The diagram shows a nest of 4 squares set one within another. The side of the outer most square is 20 cm. The midpoints of the sides are joined to give a second square, and the process is repeated to give the third and fourth squares. Find the length of a side of the smallest square.

Given, squares are formed joining mid-points of square ABCD.
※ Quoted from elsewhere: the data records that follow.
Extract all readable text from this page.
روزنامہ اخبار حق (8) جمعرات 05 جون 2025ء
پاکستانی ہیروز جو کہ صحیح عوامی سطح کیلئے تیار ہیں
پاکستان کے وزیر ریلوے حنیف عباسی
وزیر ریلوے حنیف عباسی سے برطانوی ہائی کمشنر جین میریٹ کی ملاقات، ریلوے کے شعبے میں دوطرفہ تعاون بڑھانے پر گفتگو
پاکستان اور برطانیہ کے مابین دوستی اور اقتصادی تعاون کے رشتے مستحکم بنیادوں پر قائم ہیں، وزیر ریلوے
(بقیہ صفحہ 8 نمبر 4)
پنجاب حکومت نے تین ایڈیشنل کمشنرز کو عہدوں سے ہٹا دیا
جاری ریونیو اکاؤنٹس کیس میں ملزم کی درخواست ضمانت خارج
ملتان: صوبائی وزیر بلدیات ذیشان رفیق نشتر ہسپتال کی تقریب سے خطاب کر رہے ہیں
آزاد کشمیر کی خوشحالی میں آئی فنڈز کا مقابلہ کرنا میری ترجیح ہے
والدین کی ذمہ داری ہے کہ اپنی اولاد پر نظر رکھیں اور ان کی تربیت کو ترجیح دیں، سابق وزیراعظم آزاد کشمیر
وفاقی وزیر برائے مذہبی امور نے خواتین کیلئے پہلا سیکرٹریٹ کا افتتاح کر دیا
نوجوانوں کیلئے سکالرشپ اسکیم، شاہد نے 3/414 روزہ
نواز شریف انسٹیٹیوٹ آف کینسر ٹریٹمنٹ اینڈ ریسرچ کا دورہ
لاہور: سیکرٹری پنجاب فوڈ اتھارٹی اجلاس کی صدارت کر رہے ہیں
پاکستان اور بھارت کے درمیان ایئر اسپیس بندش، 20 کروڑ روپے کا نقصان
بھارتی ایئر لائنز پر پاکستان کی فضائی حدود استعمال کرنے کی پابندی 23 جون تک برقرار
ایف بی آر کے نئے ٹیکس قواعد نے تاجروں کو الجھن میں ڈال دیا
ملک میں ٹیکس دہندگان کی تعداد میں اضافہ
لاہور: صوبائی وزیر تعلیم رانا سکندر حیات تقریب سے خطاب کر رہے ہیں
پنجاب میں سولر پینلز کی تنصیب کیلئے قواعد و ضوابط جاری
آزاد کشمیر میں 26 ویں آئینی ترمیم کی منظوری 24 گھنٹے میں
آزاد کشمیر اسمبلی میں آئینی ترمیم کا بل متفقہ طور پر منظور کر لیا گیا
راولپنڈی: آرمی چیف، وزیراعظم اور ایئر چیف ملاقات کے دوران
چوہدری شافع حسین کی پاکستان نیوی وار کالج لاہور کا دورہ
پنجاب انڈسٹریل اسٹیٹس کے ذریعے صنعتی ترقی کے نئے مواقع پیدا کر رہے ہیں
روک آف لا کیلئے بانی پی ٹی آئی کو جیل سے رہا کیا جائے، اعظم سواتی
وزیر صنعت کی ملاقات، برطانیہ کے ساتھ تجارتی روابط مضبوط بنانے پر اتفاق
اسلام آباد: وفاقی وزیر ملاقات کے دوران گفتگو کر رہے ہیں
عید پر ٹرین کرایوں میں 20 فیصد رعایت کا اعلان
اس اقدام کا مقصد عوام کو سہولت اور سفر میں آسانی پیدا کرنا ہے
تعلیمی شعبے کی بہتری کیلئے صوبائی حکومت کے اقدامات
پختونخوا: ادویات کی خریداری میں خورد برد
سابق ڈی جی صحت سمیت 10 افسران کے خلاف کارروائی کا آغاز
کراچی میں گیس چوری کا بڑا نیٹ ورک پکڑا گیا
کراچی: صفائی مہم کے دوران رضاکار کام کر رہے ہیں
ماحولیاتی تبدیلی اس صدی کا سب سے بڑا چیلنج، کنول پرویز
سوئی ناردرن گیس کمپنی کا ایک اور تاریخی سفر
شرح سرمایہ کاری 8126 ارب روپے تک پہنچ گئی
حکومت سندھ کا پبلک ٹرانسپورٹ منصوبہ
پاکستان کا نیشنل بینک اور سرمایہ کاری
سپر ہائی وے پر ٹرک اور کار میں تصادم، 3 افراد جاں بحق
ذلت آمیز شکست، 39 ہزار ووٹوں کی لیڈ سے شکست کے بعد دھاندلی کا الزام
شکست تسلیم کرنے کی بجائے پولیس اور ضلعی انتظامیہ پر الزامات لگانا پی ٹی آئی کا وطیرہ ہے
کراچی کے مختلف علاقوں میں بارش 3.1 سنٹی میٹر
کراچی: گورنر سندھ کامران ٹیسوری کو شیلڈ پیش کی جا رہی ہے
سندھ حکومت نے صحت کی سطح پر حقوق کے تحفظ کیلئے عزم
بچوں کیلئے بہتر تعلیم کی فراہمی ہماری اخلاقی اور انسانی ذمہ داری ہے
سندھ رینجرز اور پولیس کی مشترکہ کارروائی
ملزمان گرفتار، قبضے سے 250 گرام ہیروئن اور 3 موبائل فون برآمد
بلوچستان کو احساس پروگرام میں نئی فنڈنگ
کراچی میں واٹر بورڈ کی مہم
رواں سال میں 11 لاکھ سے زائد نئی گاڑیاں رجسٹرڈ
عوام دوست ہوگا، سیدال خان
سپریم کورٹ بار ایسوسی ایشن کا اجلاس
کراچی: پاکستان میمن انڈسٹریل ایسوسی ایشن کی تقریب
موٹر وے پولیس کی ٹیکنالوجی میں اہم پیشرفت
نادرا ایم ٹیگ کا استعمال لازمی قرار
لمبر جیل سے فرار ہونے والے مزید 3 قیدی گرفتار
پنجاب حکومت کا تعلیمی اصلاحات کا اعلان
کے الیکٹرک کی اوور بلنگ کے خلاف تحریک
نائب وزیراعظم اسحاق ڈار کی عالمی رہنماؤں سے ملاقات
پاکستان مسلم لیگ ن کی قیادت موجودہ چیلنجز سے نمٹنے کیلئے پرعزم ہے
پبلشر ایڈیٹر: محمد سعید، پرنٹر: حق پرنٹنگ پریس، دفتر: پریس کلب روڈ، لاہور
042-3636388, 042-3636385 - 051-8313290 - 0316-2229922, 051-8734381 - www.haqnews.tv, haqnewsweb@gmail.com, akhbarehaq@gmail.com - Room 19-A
AE = AH = $\dfrac{1}{2}$ × AB = $\dfrac{1}{2}$ × 20 = 10 cm.

In square ABCD,

∠A = 90°

By Pythagoras theorem,

Hypotenuse² = Perpendicular² + Base²

In triangle AEH,

⇒ EH² = AE² + AH²

⇒ EH² = 10² + 10²

⇒ EH² = 100 + 100

⇒ EH² = 200

⇒ EH = $\sqrt{200} = \sqrt{2 \times 100}$

⇒ EH = $10\sqrt{2}$ cm.

In square EFGH,

∠E = 90°

EM = EN = $\dfrac{1}{2}$ × EH = $\dfrac{1}{2} \times 10 \sqrt{2} = 5\sqrt{2} \text{ cm.}$

By Pythagoras theorem,

In triangle EMN,

⇒ MN² = EN² + EM²

⇒ MN² = $(5\sqrt{2})^2 + (5\sqrt{2})^2$

⇒ MN² = 50 + 50

⇒ MN² = 100

⇒ MN = $\sqrt{100}$

⇒ MN = 10 cm.

In square MNOP,

∠M = 90°

IM = ML = $\dfrac{1}{2} × MN = \dfrac{1}{2} \times 10 = 5 \text{ cm.}$

By Pythagoras theorem,

In triangle IML,

⇒ IL² = IM² + ML²

⇒ IL² = 5² + 5²

⇒ IL² = 25 + 25

⇒ IL² = 50

⇒ IL = $\sqrt{25 \times 2}$

⇒ IL = $5\sqrt{2}$ cm.

Hence, the length of a side of the smallest square is $5\sqrt{2}$ cm.